The novel was adapted to film the same year, under the same title, by Alexander's friend Nicholas Meyer who had optioned the story after reading the early pages. Meyer wrote his screenplay as Alexander finished the novel and the two freely shared ideas for their respective iterations. A short-lived television series adaptation aired in 2017.

==Plot==
The novel alternates perspectives between H.G. Wells and a character initially identified only as "Stevenson." In the first chapter, Stevenson has sex with a prostitute in a 19th-century London alley and then murders her. In the next chapter, Wells is introduced showing off his brand new time machine to a group of men, including Stevenson. When police arrive to announce that they have identified Jack the Ripper as Stevenson, Stevenson uses the time machine to escape, and Wells follows him. Wells finds himself in the future and befriends a young bank teller named Amy Robbins. Robbins is unaware of Wells' identity and 19th century provenance and believes him to be just a quirky old-fashioned gentleman. As Stevenson murders several women, Wells pursues him while hampered by a love affair with Robbins, to whom he does not dare tell the truth. When Wells is finally forced to confess to Robbins who he is and what he is really doing, she terminates their relationship. But Stevenson targets her next, and Wells rescues her and incapacitates Stevenson in a dramatic climax.

==Critical reception==
Kirkus Reviews called Time After Time a "rather heavy-breathing, often precious or pretentious fantasy". On the other hand, Associated Press book reviewer Phil Thomas thought the book was a "well-written, most absorbing piece of escape reading" that "gives the genre a lively and much-needed shot of vitamins". A reviewer for the Madison Courier called Alexander "outrageously imaginative" and the book "marvelous entertainment".
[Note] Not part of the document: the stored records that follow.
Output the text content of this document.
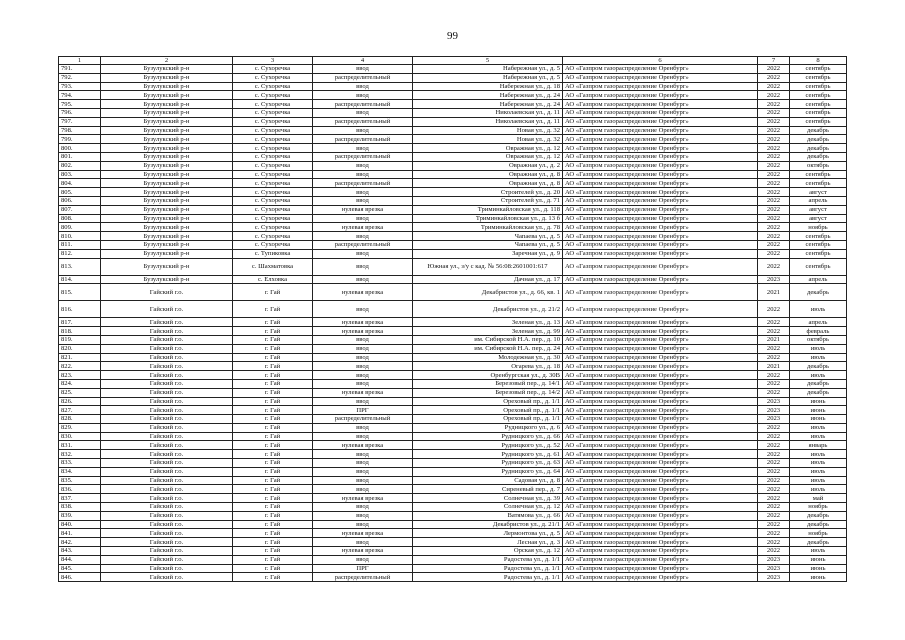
99
1	2	3	4	5	6	7	8
791.	Бузулукский р-н	с. Сухоречка	ввод	Набережная ул., д. 5	АО «Газпром газораспределение Оренбург»	2022	сентябрь
792.	Бузулукский р-н	с. Сухоречка	распределительный	Набережная ул., д. 5	АО «Газпром газораспределение Оренбург»	2022	сентябрь
793.	Бузулукский р-н	с. Сухоречка	ввод	Набережная ул., д. 18	АО «Газпром газораспределение Оренбург»	2022	сентябрь
794.	Бузулукский р-н	с. Сухоречка	ввод	Набережная ул., д. 24	АО «Газпром газораспределение Оренбург»	2022	сентябрь
795.	Бузулукский р-н	с. Сухоречка	распределительный	Набережная ул., д. 24	АО «Газпром газораспределение Оренбург»	2022	сентябрь
796.	Бузулукский р-н	с. Сухоречка	ввод	Николаевская ул., д. 11	АО «Газпром газораспределение Оренбург»	2022	сентябрь
797.	Бузулукский р-н	с. Сухоречка	распределительный	Николаевская ул., д. 11	АО «Газпром газораспределение Оренбург»	2022	сентябрь
798.	Бузулукский р-н	с. Сухоречка	ввод	Новая ул., д. 32	АО «Газпром газораспределение Оренбург»	2022	декабрь
799.	Бузулукский р-н	с. Сухоречка	распределительный	Новая ул., д. 32	АО «Газпром газораспределение Оренбург»	2022	декабрь
800.	Бузулукский р-н	с. Сухоречка	ввод	Овражная ул., д. 12	АО «Газпром газораспределение Оренбург»	2022	декабрь
801.	Бузулукский р-н	с. Сухоречка	распределительный	Овражная ул., д. 12	АО «Газпром газораспределение Оренбург»	2022	декабрь
802.	Бузулукский р-н	с. Сухоречка	ввод	Овражная ул., д. 2	АО «Газпром газораспределение Оренбург»	2022	октябрь
803.	Бузулукский р-н	с. Сухоречка	ввод	Овражная ул., д. 8	АО «Газпром газораспределение Оренбург»	2022	сентябрь
804.	Бузулукский р-н	с. Сухоречка	распределительный	Овражная ул., д. 8	АО «Газпром газораспределение Оренбург»	2022	сентябрь
805.	Бузулукский р-н	с. Сухоречка	ввод	Строителей ул., д. 20	АО «Газпром газораспределение Оренбург»	2022	август
806.	Бузулукский р-н	с. Сухоречка	ввод	Строителей ул., д. 71	АО «Газпром газораспределение Оренбург»	2022	апрель
807.	Бузулукский р-н	с. Сухоречка	нулевая врезка	Триминкайловская ул., д. 118	АО «Газпром газораспределение Оренбург»	2022	август
808.	Бузулукский р-н	с. Сухоречка	ввод	Триминкайловская ул., д. 13 б	АО «Газпром газораспределение Оренбург»	2022	август
809.	Бузулукский р-н	с. Сухоречка	нулевая врезка	Триминкайловская ул., д. 78	АО «Газпром газораспределение Оренбург»	2022	ноябрь
810.	Бузулукский р-н	с. Сухоречка	ввод	Чапаева ул., д. 5	АО «Газпром газораспределение Оренбург»	2022	сентябрь
811.	Бузулукский р-н	с. Сухоречка	распределительный	Чапаева ул., д. 5	АО «Газпром газораспределение Оренбург»	2022	сентябрь
812.	Бузулукский р-н	с. Тупиковка	ввод	Заречная ул., д. 9	АО «Газпром газораспределение Оренбург»	2022	сентябрь
813.	Бузулукский р-н	с. Шахматовка	ввод	Южная ул., з/у с кад. № 56:08:2601001:617	АО «Газпром газораспределение Оренбург»	2022	сентябрь
814.	Бузулукский р-н	с. Елховка	ввод	Дачная ул., д. 17	АО «Газпром газораспределение Оренбург»	2023	апрель
815.	Гайский г.о.	г. Гай	нулевая врезка	Декабристов ул., д. 66, кв. 1	АО «Газпром газораспределение Оренбург»	2021	декабрь
816.	Гайский г.о.	г. Гай	ввод	Декабристов ул., д. 21/2	АО «Газпром газораспределение Оренбург»	2022	июль
817.	Гайский г.о.	г. Гай	нулевая врезка	Зеленая ул., д. 13	АО «Газпром газораспределение Оренбург»	2022	апрель
818.	Гайский г.о.	г. Гай	нулевая врезка	Зеленая ул., д. 99	АО «Газпром газораспределение Оренбург»	2022	февраль
819.	Гайский г.о.	г. Гай	ввод	им. Сибирской Н.А. пер., д. 10	АО «Газпром газораспределение Оренбург»	2021	октябрь
820.	Гайский г.о.	г. Гай	ввод	им. Сибирской Н.А. пер., д. 24	АО «Газпром газораспределение Оренбург»	2022	июль
821.	Гайский г.о.	г. Гай	ввод	Молодежная ул., д. 30	АО «Газпром газораспределение Оренбург»	2022	июль
822.	Гайский г.о.	г. Гай	ввод	Огарева ул., д. 18	АО «Газпром газораспределение Оренбург»	2021	декабрь
823.	Гайский г.о.	г. Гай	ввод	Оренбургская ул., д. 30В	АО «Газпром газораспределение Оренбург»	2022	июль
824.	Гайский г.о.	г. Гай	ввод	Березовый пер., д. 14/1	АО «Газпром газораспределение Оренбург»	2022	декабрь
825.	Гайский г.о.	г. Гай	нулевая врезка	Березовый пер., д. 14/2	АО «Газпром газораспределение Оренбург»	2022	декабрь
826.	Гайский г.о.	г. Гай	ввод	Ореховый пр., д. 1/1	АО «Газпром газораспределение Оренбург»	2023	июнь
827.	Гайский г.о.	г. Гай	ПРГ	Ореховый пр., д. 1/1	АО «Газпром газораспределение Оренбург»	2023	июнь
828.	Гайский г.о.	г. Гай	распределительный	Ореховый пр., д. 1/1	АО «Газпром газораспределение Оренбург»	2023	июнь
829.	Гайский г.о.	г. Гай	ввод	Рудницкого ул., д. 6	АО «Газпром газораспределение Оренбург»	2022	июль
830.	Гайский г.о.	г. Гай	ввод	Рудницкого ул., д. 66	АО «Газпром газораспределение Оренбург»	2022	июль
831.	Гайский г.о.	г. Гай	нулевая врезка	Рудницкого ул., д. 52	АО «Газпром газораспределение Оренбург»	2022	январь
832.	Гайский г.о.	г. Гай	ввод	Рудницкого ул., д. 61	АО «Газпром газораспределение Оренбург»	2022	июль
833.	Гайский г.о.	г. Гай	ввод	Рудницкого ул., д. 63	АО «Газпром газораспределение Оренбург»	2022	июль
834.	Гайский г.о.	г. Гай	ввод	Рудницкого ул., д. 64	АО «Газпром газораспределение Оренбург»	2022	июль
835.	Гайский г.о.	г. Гай	ввод	Садовая ул., д. 8	АО «Газпром газораспределение Оренбург»	2022	июль
836.	Гайский г.о.	г. Гай	ввод	Сиреневый пер., д. 7	АО «Газпром газораспределение Оренбург»	2022	июль
837.	Гайский г.о.	г. Гай	нулевая врезка	Солнечная ул., д. 39	АО «Газпром газораспределение Оренбург»	2022	май
838.	Гайский г.о.	г. Гай	ввод	Солнечная ул., д. 12	АО «Газпром газораспределение Оренбург»	2022	ноябрь
839.	Гайский г.о.	г. Гай	ввод	Ватямова ул., д. 66	АО «Газпром газораспределение Оренбург»	2022	декабрь
840.	Гайский г.о.	г. Гай	ввод	Декабристов ул., д. 21/1	АО «Газпром газораспределение Оренбург»	2022	декабрь
841.	Гайский г.о.	г. Гай	нулевая врезка	Лермонтова ул., д. 5	АО «Газпром газораспределение Оренбург»	2022	ноябрь
842.	Гайский г.о.	г. Гай	ввод	Лесная ул., д. 3	АО «Газпром газораспределение Оренбург»	2022	декабрь
843.	Гайский г.о.	г. Гай	нулевая врезка	Орская ул., д. 12	АО «Газпром газораспределение Оренбург»	2022	июль
844.	Гайский г.о.	г. Гай	ввод	Радостева ул., д. 1/1	АО «Газпром газораспределение Оренбург»	2023	июнь
845.	Гайский г.о.	г. Гай	ПРГ	Радостева ул., д. 1/1	АО «Газпром газораспределение Оренбург»	2023	июнь
846.	Гайский г.о.	г. Гай	распределительный	Радостева ул., д. 1/1	АО «Газпром газораспределение Оренбург»	2023	июнь
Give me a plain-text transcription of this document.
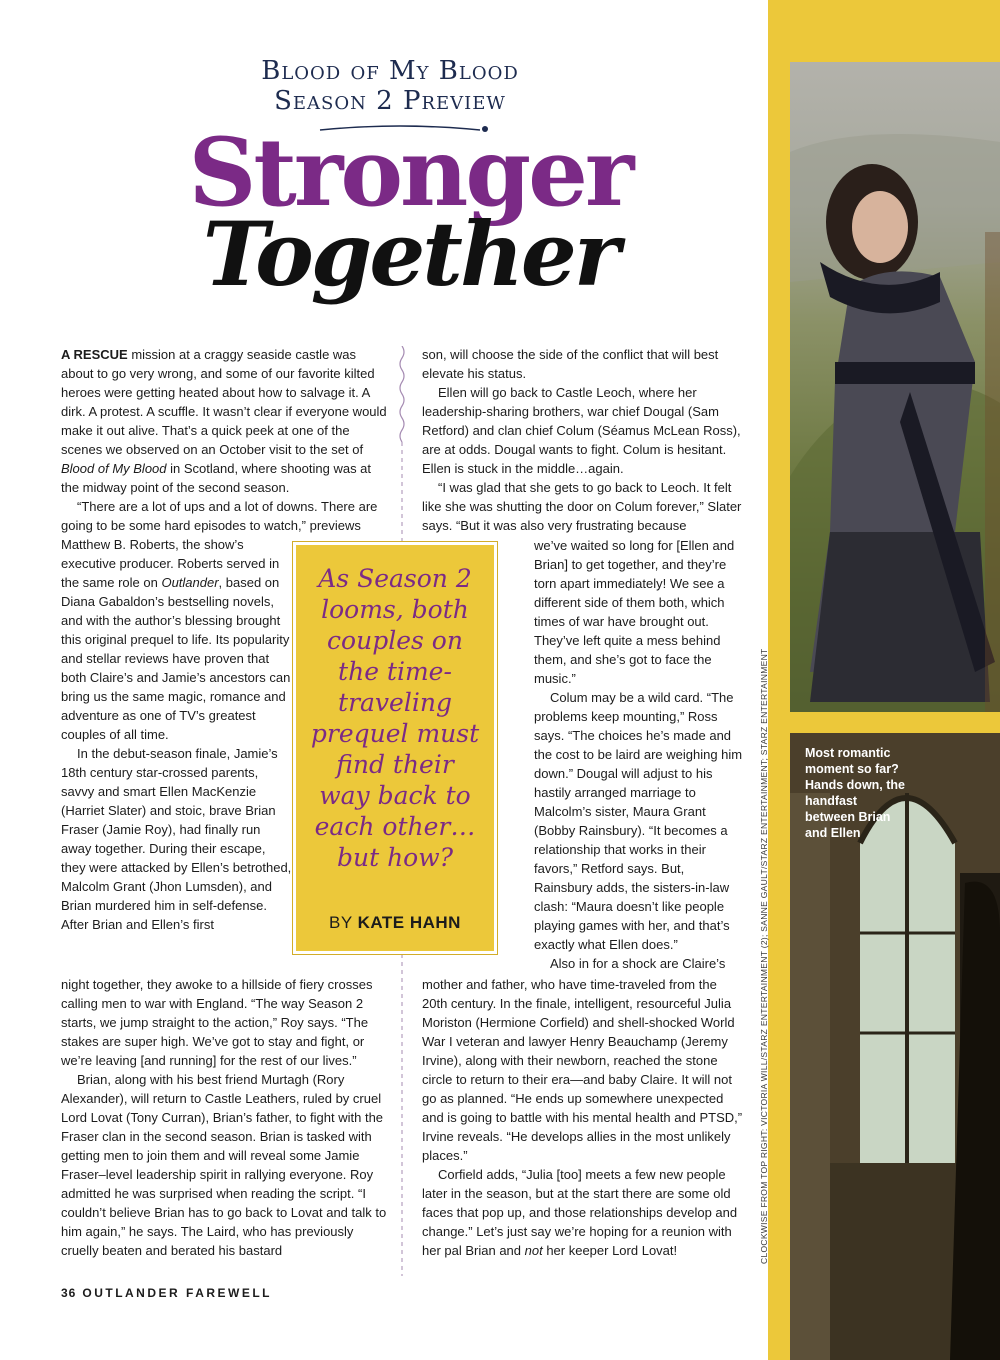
Blood of My Blood
Season 2 Preview
Stronger
Together

A RESCUE mission at a craggy seaside castle was about to go very wrong, and some of our favorite kilted heroes were getting heated about how to salvage it. A dirk. A protest. A scuffle. It wasn’t clear if everyone would make it out alive. That’s a quick peek at one of the scenes we observed on an October visit to the set of Blood of My Blood in Scotland, where shooting was at the midway point of the second season.

“There are a lot of ups and a lot of downs. There are going to be some hard episodes to watch,” previews

Matthew B. Roberts, the show’s executive producer. Roberts served in the same role on Outlander, based on Diana Gabaldon’s bestselling novels, and with the author’s blessing brought this original prequel to life. Its popularity and stellar reviews have proven that both Claire’s and Jamie’s ancestors can bring us the same magic, romance and adventure as one of TV’s greatest couples of all time.

In the debut-season finale, Jamie’s 18th century star-crossed parents, savvy and smart Ellen MacKenzie (Harriet Slater) and stoic, brave Brian Fraser (Jamie Roy), had finally run away together. During their escape, they were attacked by Ellen’s betrothed, Malcolm Grant (Jhon Lumsden), and Brian murdered him in self-defense. After Brian and Ellen’s first

night together, they awoke to a hillside of fiery crosses calling men to war with England. “The way Season 2 starts, we jump straight to the action,” Roy says. “The stakes are super high. We’ve got to stay and fight, or we’re leaving [and running] for the rest of our lives.”

Brian, along with his best friend Murtagh (Rory Alexander), will return to Castle Leathers, ruled by cruel Lord Lovat (Tony Curran), Brian’s father, to fight with the Fraser clan in the second season. Brian is tasked with getting men to join them and will reveal some Jamie Fraser–level leadership spirit in rallying everyone. Roy admitted he was surprised when reading the script. “I couldn’t believe Brian has to go back to Lovat and talk to him again,” he says. The Laird, who has previously cruelly beaten and berated his bastard

son, will choose the side of the conflict that will best elevate his status.

Ellen will go back to Castle Leoch, where her leadership-sharing brothers, war chief Dougal (Sam Retford) and clan chief Colum (Séamus McLean Ross), are at odds. Dougal wants to fight. Colum is hesitant. Ellen is stuck in the middle…again.

“I was glad that she gets to go back to Leoch. It felt like she was shutting the door on Colum forever,” Slater says. “But it was also very frustrating because

we’ve waited so long for [Ellen and Brian] to get together, and they’re torn apart immediately! We see a different side of them both, which times of war have brought out. They’ve left quite a mess behind them, and she’s got to face the music.”

Colum may be a wild card. “The problems keep mounting,” Ross says. “The choices he’s made and the cost to be laird are weighing him down.” Dougal will adjust to his hastily arranged marriage to Malcolm’s sister, Maura Grant (Bobby Rainsbury). “It becomes a relationship that works in their favors,” Retford says. But, Rainsbury adds, the sisters-in-law clash: “Maura doesn’t like people playing games with her, and that’s exactly what Ellen does.”

Also in for a shock are Claire’s

mother and father, who have time-traveled from the 20th century. In the finale, intelligent, resourceful Julia Moriston (Hermione Corfield) and shell-shocked World War I veteran and lawyer Henry Beauchamp (Jeremy Irvine), along with their newborn, reached the stone circle to return to their era—and baby Claire. It will not go as planned. “He ends up somewhere unexpected and is going to battle with his mental health and PTSD,” Irvine reveals. “He develops allies in the most unlikely places.”

Corfield adds, “Julia [too] meets a few new people later in the season, but at the start there are some old faces that pop up, and those relationships develop and change.” Let’s just say we’re hoping for a reunion with her pal Brian and not her keeper Lord Lovat!

As Season 2 looms, both couples on the time-traveling prequel must find their way back to each other…but how?
BY KATE HAHN	CLOCKWISE FROM TOP RIGHT: VICTORIA WILL/STARZ ENTERTAINMENT (2); SANNE GAULT/STARZ ENTERTAINMENT; STARZ ENTERTAINMENT	Most romantic moment so far? Hands down, the handfast between Brian and Ellen
36 OUTLANDER FAREWELL
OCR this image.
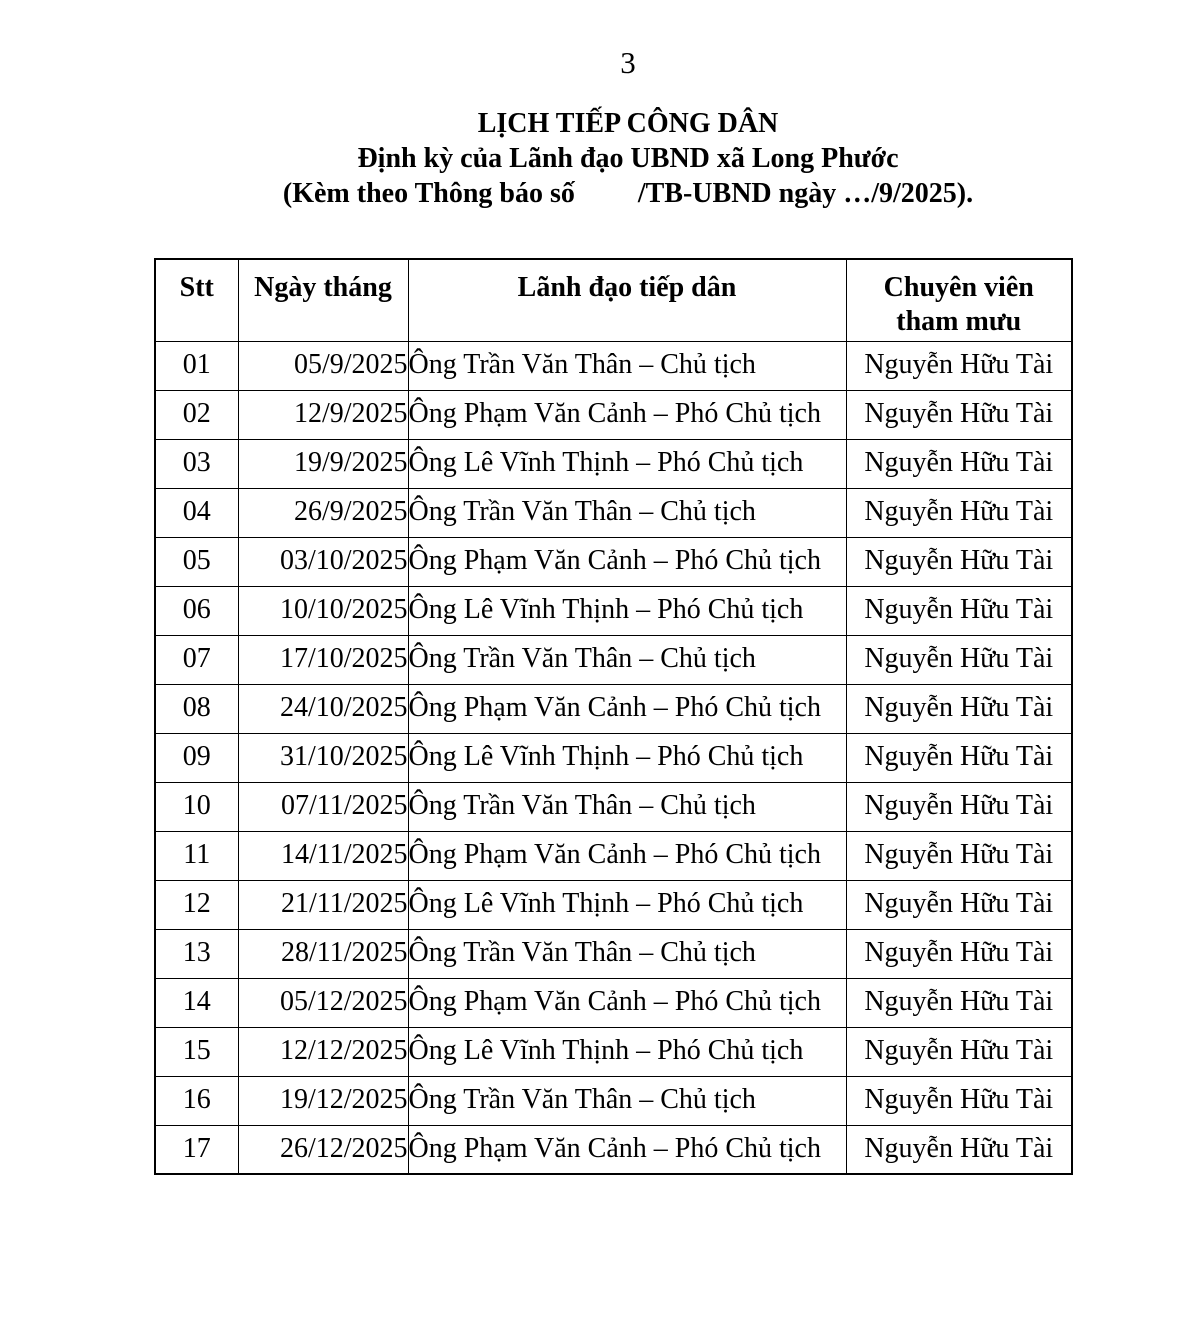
3
LỊCH TIẾP CÔNG DÂN
Định kỳ của Lãnh đạo UBND xã Long Phước
(Kèm theo Thông báo số         /TB-UBND ngày …/9/2025).
Stt	Ngày tháng	Lãnh đạo tiếp dân	Chuyên viên tham mưu
01	05/9/2025	Ông Trần Văn Thân – Chủ tịch	Nguyễn Hữu Tài
02	12/9/2025	Ông Phạm Văn Cảnh – Phó Chủ tịch	Nguyễn Hữu Tài
03	19/9/2025	Ông Lê Vĩnh Thịnh – Phó Chủ tịch	Nguyễn Hữu Tài
04	26/9/2025	Ông Trần Văn Thân – Chủ tịch	Nguyễn Hữu Tài
05	03/10/2025	Ông Phạm Văn Cảnh – Phó Chủ tịch	Nguyễn Hữu Tài
06	10/10/2025	Ông Lê Vĩnh Thịnh – Phó Chủ tịch	Nguyễn Hữu Tài
07	17/10/2025	Ông Trần Văn Thân – Chủ tịch	Nguyễn Hữu Tài
08	24/10/2025	Ông Phạm Văn Cảnh – Phó Chủ tịch	Nguyễn Hữu Tài
09	31/10/2025	Ông Lê Vĩnh Thịnh – Phó Chủ tịch	Nguyễn Hữu Tài
10	07/11/2025	Ông Trần Văn Thân – Chủ tịch	Nguyễn Hữu Tài
11	14/11/2025	Ông Phạm Văn Cảnh – Phó Chủ tịch	Nguyễn Hữu Tài
12	21/11/2025	Ông Lê Vĩnh Thịnh – Phó Chủ tịch	Nguyễn Hữu Tài
13	28/11/2025	Ông Trần Văn Thân – Chủ tịch	Nguyễn Hữu Tài
14	05/12/2025	Ông Phạm Văn Cảnh – Phó Chủ tịch	Nguyễn Hữu Tài
15	12/12/2025	Ông Lê Vĩnh Thịnh – Phó Chủ tịch	Nguyễn Hữu Tài
16	19/12/2025	Ông Trần Văn Thân – Chủ tịch	Nguyễn Hữu Tài
17	26/12/2025	Ông Phạm Văn Cảnh – Phó Chủ tịch	Nguyễn Hữu Tài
After the release of Felix J. Palma's 2008 Spanish-language novel The Map of Time, which also has a time-travel plot involving Wells and Jack the Ripper, critics commented on the similarities (and differences) between the two books.

==Sequel==
In November 2009, Alexander released a sequel to the story. Jaclyn the Ripper sees Amy travel to 2010 to discover that Jack the Ripper has been freed from prison and transformed into a girl named Jaclyn. H.G. and Amy must navigate the new millennium with the killer on their trail.

==In other media==
===Film===
A theatrical film based on the novel (which was unfinished at the time), also called Time After Time, premiered nationwide in the United States on September 28, 1979. It starred Malcolm McDowell as Wells, David Warner as Stevenson and Mary Steenburgen as Robbins.

===Musical===
A musical version of the novel, with book and lyrics by Stephen Cole and music by Jeffrey Saver, had its first reading in November 2007 as part of the American Musical Theatre Project at Northwestern University in Illinois and in 2010 had its world premiere at the Pittsburgh Playhouse.

===Television===
On May 12, 2016, the American Broadcasting Company announced a Time After Time television series from executive producer and writer Kevin Williamson. On March 29, 2017, after five of twelve episodes, it was canceled due to low Nielsen ratings, only finishing its run elsewhere.